Cardiff Winter Wonderland to look for new central venue
Cardiff's Winter Wonderland has opened for its 10th year - but it could be for the last time outside City Hall.
A conservation group has complained the open air Christmas fair and ice rink occupies historic gardens for too long.
City planners have asked the organisers to look for another site from 2012 but the attraction can go back to the same location if they do not find one.
Cardiff council said it earned £1m per year "and this is in no small way due to the spectacular setting".
Wales and Tottenham star Gareth Bale launched a new ride at the site on Thursday.
The city's winter wonderland has been a fixture of the city's seasonal offering to visitors and shoppers since it was launched a decade ago.
Gardens and statues
Sited on the lawns in front of City Hall in Cathays Park, and Gorsedd Gardens, the open air Christmas attraction includes a temporary ice rink and fairground rides.
But the city's central area conservation group has objected to both the location and the way councillors have rubberstamped the event's planning permission every year.
City Hall's lawns are designated historic parks and gardens which contain listed statues. They are within the Cathays Park conservation area and City Hall itself is a grade I listed building.

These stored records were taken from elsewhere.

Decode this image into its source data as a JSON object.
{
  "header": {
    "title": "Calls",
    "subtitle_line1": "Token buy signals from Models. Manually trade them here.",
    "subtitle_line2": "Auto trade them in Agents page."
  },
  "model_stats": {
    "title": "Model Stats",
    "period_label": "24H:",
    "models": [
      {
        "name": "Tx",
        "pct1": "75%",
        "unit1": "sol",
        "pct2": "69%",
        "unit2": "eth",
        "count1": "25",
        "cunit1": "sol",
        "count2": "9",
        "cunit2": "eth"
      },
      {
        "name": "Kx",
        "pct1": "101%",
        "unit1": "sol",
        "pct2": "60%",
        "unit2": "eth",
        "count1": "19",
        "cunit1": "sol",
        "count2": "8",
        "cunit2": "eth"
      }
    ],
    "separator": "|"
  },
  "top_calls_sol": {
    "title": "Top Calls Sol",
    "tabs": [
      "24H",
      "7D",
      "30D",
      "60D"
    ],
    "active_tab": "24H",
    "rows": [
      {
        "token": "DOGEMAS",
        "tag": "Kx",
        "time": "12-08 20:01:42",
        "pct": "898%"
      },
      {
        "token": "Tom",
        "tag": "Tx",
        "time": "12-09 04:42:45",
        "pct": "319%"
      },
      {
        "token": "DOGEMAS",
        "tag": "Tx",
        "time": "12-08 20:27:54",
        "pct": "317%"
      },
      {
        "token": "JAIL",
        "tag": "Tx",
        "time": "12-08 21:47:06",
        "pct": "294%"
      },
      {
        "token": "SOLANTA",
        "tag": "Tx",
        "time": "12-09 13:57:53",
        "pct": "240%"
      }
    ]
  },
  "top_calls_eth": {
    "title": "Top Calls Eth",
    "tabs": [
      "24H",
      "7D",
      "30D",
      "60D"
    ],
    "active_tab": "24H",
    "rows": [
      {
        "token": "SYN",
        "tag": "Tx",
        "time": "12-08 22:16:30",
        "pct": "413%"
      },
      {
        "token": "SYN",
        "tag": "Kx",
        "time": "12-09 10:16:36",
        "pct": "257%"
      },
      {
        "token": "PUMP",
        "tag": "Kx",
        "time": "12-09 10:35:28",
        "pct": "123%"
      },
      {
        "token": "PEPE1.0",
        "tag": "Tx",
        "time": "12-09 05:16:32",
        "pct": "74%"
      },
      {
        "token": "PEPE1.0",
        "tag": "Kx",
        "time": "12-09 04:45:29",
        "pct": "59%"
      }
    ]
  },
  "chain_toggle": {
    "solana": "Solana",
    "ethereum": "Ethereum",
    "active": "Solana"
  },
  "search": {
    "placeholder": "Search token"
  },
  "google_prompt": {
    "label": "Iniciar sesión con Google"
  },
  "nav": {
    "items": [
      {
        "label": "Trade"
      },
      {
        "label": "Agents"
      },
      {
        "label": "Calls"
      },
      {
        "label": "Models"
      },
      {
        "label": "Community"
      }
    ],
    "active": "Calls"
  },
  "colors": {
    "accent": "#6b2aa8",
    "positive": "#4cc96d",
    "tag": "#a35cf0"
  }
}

The first winter wonderland in 2002 was given planning permission in January the following year just three days before it finished.
Most events after that secured planning permission in the same month the festival opened, while in 2008 the ice rink and fairground rides were given the go-ahead for three years running.
When the 2011 fair came before planners on Wednesday, the conservation group's objection was that it was on a "completely inappropriate site and, yet again, this is a 'retrospective application' which makes the whole process a nonsense".
It added: "There is no reason why the application could not have been determined in advance of emplacement."
A report by planning officers said the fair had been given planning permission over the years despite its impact on the land due to its "benefits to the vitality of the city centre as a whole" and the reparation work carried out afterwards.
But it added: "However, it is considered reasonable in the light of the objection received, to ask the events team to consider if there are any alternative venues upon which the fair would be less disruptive."
Committee member Brian Finn said: "The committee agreed it's an eyesore and that it does detract from Cathays Park and City Hall and the museum.
"There should be an attraction there but it shouldn't be that imposing.
"I think Winter Wonderland is extremely important. The footfall proves that. What we're not doing it throwing them off the site.
"What we haven't prevented is them returning to City Hall next year and the year after.
"There are other places in the city centre, owned by the city council or the university, within Cathays Park. They are being advised they should seek an alternative site."
The attraction has got three year planning permission for outside City Hall until 2013, but planners have asked for an alternative site to be looked for in the meantime.
Councillor Nigel Howells, executive member for sport, culture and leisure, said: "The event is firmly established as a key part of the capital's Christmas offer.
"Alternative viable sites are being considered as an alternative venue for the future.
"However there would have to be considerable consultation and logistics work to be undertaken before that decision could be made."
Winter Wonderland runs until 2 January 2012 but its usual big wheel is replaced this year by a 60m-tall tower with 16 two-person swings.
Its dismantling is due to be completed by 13 January and new turf installed later in the month with City Hall lawns due to be reopen for public use on 28 February.